The Riggs/Melton View


To the Editor:

The chronology presented by Dr. Parfitt is correct, and we regret that we had not been more explicit about it in our Editorial.(1) At the 4th International Symposium on Osteoporosis in Hong Kong in 1993, both he(2) and our group(3) advanced the concept that high bone turnover increased the risk of vertebral fractures, not just by decreasing bone density but also by disrupting bone microarchitecture. In our Editorial, we did not cite either of these publications because they were general discussions limited to two pages. Instead, we cited the original publications on which our mutual concept was based—the study of Parfitt et al.(4) which provided histomorphometric evidence that trabecular microarchitecture is disrupted in osteoporosis, and the data from our group,(5) documenting that estrogen reduces vertebral fracture risk mainly by reducing bone turnover (based on a computer-generated graphic reanalysis of a previous treatment trial with transdermal estrogen).(6) As noted by Dr. Parfitt, it is impressive that two independent types of analysis lead to the same conclusions.

Our recent Editorial was focused on resolving the paradox that raloxifene therapy can decrease vertebral fracture rates substantially, despite only minor increases in bone density. Although we suggested that normalization of bone turnover would reduce fracture risk by eliminating perforative resorption, loss of trabecular connectivity, and other adverse effects on trabecular microarchitecture, we did not elaborate on the biomechanical consequences of antiresorptive therapy as Dr. Parfitt has done here. However, his suggestion that increased numbers of resorption cavities on remaining vertical trabeculae would destabilize them by increasing the risk of buckling and that this would result in disproportionate weakening of bone, is an important and elegant extension of the concept.
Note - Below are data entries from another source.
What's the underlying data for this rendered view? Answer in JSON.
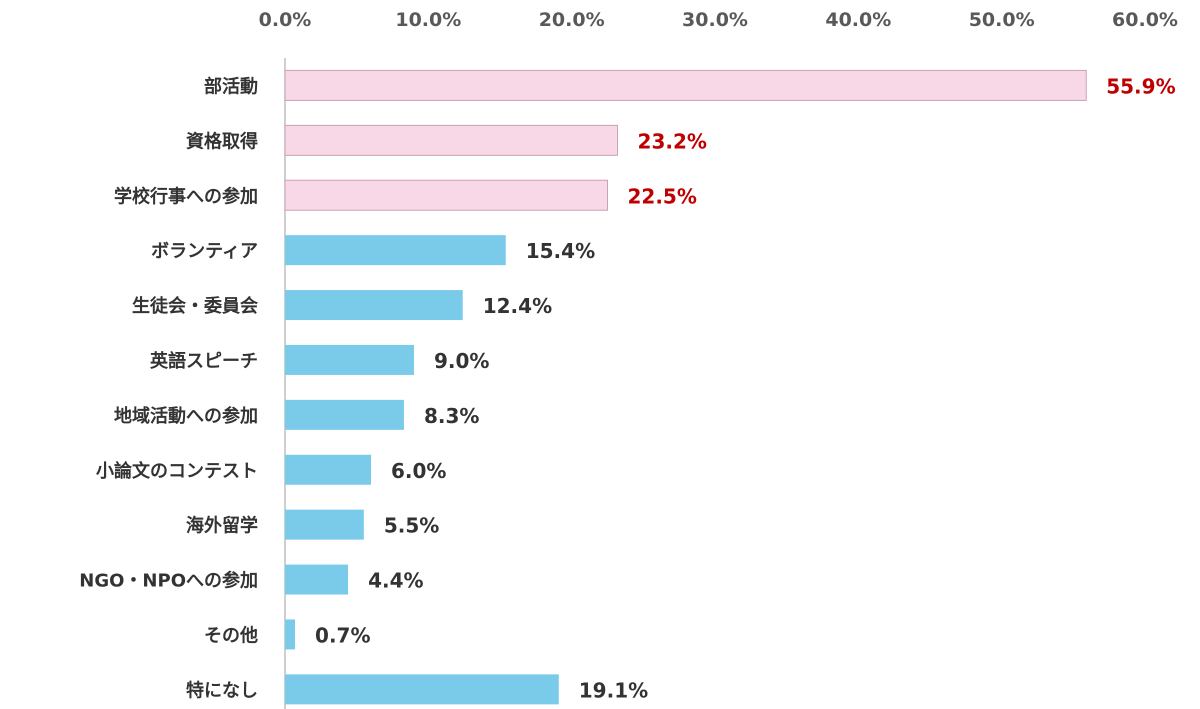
{
  "chart_data": {
    "type": "bar",
    "orientation": "horizontal",
    "categories": [
      "部活動",
      "資格取得",
      "学校行事への参加",
      "ボランティア",
      "生徒会・委員会",
      "英語スピーチ",
      "地域活動への参加",
      "小論文のコンテスト",
      "海外留学",
      "NGO・NPOへの参加",
      "その他",
      "特になし"
    ],
    "values": [
      55.9,
      23.2,
      22.5,
      15.4,
      12.4,
      9.0,
      8.3,
      6.0,
      5.5,
      4.4,
      0.7,
      19.1
    ],
    "value_labels": [
      "55.9%",
      "23.2%",
      "22.5%",
      "15.4%",
      "12.4%",
      "9.0%",
      "8.3%",
      "6.0%",
      "5.5%",
      "4.4%",
      "0.7%",
      "19.1%"
    ],
    "xlim": [
      0,
      60
    ],
    "x_ticks": [
      0,
      10,
      20,
      30,
      40,
      50,
      60
    ],
    "x_tick_labels": [
      "0.0%",
      "10.0%",
      "20.0%",
      "30.0%",
      "40.0%",
      "50.0%",
      "60.0%"
    ],
    "x_axis_position": "top",
    "grid": false,
    "highlighted_count": 3,
    "colors": {
      "highlight_bar": "#F8D7E6",
      "highlight_bar_border": "#C9A3B5",
      "highlight_label": "#C00000",
      "bar": "#7ACBEA",
      "label": "#333333",
      "tick_label": "#595959",
      "axis": "#BFBFBF"
    }
  }
}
It also fits well with the hypothesis advanced in our Editorial that only a minimal therapeutic threshold need be reached to reduce this adverse effect of high turnover on trabecular microarchitecture. If so, this could explain why less potent and more potent antiresorptive agents might result in similar reductions in vertebral fracture risk.
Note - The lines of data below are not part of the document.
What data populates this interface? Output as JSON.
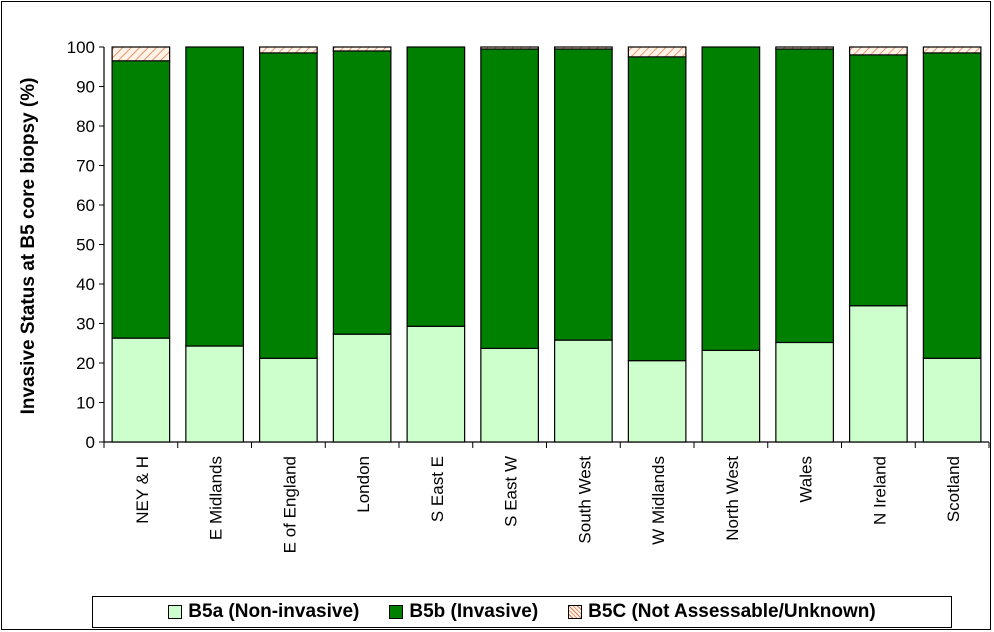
{
  "chart_data": {
    "type": "bar",
    "stacked": true,
    "ylabel": "Invasive Status at B5 core biopsy (%)",
    "ylim": [
      0,
      100
    ],
    "yticks": [
      0,
      10,
      20,
      30,
      40,
      50,
      60,
      70,
      80,
      90,
      100
    ],
    "grid": false,
    "legend_position": "bottom",
    "categories": [
      "NEY & H",
      "E Midlands",
      "E of England",
      "London",
      "S East E",
      "S East W",
      "South West",
      "W Midlands",
      "North West",
      "Wales",
      "N Ireland",
      "Scotland"
    ],
    "series": [
      {
        "name": "B5a (Non-invasive)",
        "color": "#ccffcc",
        "values": [
          26.3,
          24.3,
          21.2,
          27.3,
          29.3,
          23.7,
          25.8,
          20.6,
          23.2,
          25.2,
          34.5,
          21.2
        ]
      },
      {
        "name": "B5b (Invasive)",
        "color": "#008000",
        "values": [
          70.2,
          75.7,
          77.3,
          71.7,
          70.7,
          75.8,
          73.7,
          76.9,
          76.8,
          74.3,
          63.5,
          77.3
        ]
      },
      {
        "name": "B5C (Not Assessable/Unknown)",
        "color": "#ffe8cc",
        "pattern": "hatched",
        "values": [
          3.5,
          0.0,
          1.5,
          1.0,
          0.0,
          0.5,
          0.5,
          2.5,
          0.0,
          0.5,
          2.0,
          1.5
        ]
      }
    ]
  }
}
We are pleased that Dr. Parfitt has reinforced the points made in our Editorial. The concept that much, perhaps most, of the reduction in vertebral fractures induced by treatment with antiresorptive drugs is due to a reduction in bone turnover is of great theoretical and clinical importance, yet still is not widely appreciated. Although data supporting this, such as the prediction of fractures from baseline bone turnover data(7,8) continue to accrue, more studies are clearly needed. Methods for assessing trabecular structure noninvasively should soon become available,(9) and such measurements may further improve fracture prediction.